Explicit and implicit error inhibiting schemes with post-processing

TL;DR

This paper develops a new class of error inhibiting numerical schemes for differential equations that, through post-processing, achieve solutions two orders more accurate than traditional methods based on local truncation error analysis.

Contribution

It extends existing error inhibiting frameworks to include methods with exact leading error computation, enabling post-processing to significantly improve solution accuracy.

Findings

Methods achieve two orders higher accuracy after post-processing.

New explicit and implicit schemes are constructed and tested.

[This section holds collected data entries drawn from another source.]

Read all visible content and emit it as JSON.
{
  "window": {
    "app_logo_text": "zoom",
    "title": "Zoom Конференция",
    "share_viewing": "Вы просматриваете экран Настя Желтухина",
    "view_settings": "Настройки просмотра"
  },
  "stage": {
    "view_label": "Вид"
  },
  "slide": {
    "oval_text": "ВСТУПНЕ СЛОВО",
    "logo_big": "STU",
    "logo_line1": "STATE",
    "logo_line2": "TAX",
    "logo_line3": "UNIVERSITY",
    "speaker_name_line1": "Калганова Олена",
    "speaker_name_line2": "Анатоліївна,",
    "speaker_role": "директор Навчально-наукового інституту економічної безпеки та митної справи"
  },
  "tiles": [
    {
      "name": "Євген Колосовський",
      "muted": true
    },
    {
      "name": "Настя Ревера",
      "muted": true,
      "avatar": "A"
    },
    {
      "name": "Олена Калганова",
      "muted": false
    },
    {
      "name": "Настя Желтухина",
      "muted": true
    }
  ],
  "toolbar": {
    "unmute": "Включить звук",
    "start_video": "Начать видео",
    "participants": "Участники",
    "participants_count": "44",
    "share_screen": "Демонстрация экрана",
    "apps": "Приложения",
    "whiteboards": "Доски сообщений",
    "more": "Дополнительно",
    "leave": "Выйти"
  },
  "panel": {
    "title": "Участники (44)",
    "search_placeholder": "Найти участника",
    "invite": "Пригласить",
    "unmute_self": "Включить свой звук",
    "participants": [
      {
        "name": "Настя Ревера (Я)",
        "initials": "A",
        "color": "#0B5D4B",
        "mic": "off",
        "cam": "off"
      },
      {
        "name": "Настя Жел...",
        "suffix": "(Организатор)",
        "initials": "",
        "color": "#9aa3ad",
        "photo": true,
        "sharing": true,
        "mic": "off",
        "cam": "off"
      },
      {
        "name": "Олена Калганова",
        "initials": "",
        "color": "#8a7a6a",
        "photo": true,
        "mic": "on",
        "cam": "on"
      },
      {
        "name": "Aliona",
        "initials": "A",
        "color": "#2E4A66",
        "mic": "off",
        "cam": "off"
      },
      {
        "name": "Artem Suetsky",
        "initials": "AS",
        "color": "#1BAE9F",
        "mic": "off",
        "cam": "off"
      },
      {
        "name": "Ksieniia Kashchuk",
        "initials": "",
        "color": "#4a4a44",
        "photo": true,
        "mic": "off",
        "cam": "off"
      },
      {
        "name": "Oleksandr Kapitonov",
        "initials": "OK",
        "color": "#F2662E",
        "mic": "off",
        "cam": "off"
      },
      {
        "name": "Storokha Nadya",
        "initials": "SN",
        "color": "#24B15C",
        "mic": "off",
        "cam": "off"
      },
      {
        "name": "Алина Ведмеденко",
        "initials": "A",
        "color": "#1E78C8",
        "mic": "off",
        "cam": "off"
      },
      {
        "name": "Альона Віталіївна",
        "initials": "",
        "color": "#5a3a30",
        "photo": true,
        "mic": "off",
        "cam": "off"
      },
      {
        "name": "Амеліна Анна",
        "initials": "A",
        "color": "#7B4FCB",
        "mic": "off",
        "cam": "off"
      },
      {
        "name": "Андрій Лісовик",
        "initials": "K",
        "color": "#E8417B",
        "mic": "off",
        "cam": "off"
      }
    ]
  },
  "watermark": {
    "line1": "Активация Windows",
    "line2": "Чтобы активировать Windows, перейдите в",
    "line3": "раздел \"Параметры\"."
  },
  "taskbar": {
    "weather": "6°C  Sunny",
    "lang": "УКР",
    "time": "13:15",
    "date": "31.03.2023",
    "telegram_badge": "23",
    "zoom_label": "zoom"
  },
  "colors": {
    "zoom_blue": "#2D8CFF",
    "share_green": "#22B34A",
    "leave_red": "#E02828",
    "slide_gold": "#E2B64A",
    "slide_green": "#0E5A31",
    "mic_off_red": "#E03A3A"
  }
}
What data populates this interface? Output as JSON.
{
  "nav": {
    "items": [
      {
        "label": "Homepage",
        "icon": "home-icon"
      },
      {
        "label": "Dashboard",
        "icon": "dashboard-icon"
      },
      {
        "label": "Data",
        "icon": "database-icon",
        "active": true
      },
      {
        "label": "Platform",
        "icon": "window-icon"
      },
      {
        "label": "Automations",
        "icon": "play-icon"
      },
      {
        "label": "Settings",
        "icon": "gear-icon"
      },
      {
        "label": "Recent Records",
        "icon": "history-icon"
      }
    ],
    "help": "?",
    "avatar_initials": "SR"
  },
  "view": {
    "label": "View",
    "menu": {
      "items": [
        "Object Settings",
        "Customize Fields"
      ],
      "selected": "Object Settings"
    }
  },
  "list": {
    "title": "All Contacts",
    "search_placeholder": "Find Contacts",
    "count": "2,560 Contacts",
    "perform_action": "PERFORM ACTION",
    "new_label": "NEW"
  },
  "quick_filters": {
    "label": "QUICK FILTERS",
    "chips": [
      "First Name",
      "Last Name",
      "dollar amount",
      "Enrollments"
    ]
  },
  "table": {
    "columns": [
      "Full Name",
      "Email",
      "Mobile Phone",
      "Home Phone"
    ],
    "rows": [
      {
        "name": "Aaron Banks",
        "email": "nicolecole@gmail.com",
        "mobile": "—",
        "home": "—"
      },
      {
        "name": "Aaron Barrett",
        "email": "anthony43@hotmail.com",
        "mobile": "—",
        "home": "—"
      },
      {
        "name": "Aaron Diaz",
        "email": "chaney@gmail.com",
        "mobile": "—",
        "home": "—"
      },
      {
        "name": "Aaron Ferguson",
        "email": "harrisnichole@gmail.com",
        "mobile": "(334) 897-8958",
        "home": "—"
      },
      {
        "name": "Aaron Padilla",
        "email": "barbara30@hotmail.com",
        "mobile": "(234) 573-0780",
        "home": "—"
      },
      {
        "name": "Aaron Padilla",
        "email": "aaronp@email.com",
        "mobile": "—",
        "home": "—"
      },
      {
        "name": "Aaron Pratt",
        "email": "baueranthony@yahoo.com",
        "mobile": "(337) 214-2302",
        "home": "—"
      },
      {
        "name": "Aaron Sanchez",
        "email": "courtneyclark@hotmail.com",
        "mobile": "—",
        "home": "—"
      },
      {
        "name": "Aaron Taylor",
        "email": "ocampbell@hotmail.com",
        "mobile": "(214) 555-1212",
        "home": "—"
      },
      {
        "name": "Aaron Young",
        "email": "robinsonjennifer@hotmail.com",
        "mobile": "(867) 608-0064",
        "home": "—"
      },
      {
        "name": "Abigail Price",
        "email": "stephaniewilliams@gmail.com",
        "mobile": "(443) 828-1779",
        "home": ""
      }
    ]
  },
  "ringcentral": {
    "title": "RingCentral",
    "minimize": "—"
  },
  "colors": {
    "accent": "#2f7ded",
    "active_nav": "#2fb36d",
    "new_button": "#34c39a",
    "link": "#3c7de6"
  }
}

The schemes outperform traditional methods in various differential equations.

Abstract

Efficient high order numerical methods for evolving the solution of an ordinary differential equation are widely used. The popular Runge--Kutta methods, linear multi-step methods, and more broadly general linear methods, all have a global error that is completely determined by analysis of the local truncation error. In prior work in we investigated the interplay between the local truncation error and the global error to construct {\em error inhibiting schemes} that control the accumulation of the local truncation error over time, resulting in a global error that is one order higher than expected from the local truncation error. In this work we extend our error inhibiting framework to include a broader class of time-discretization methods that allows an exact computation of the leading error term, which can then be post-processed to obtain a solution that is two orders higher than expected from truncation error analysis. We define sufficient conditions that result in a desired form of the error and describe the construction of the post-processor. A number of new explicit and implicit methods that have this property are given and tested on a variety of ordinary and partial differential equation. We show that these methods provide a solution that is two orders higher than expected from truncation error analysis alone.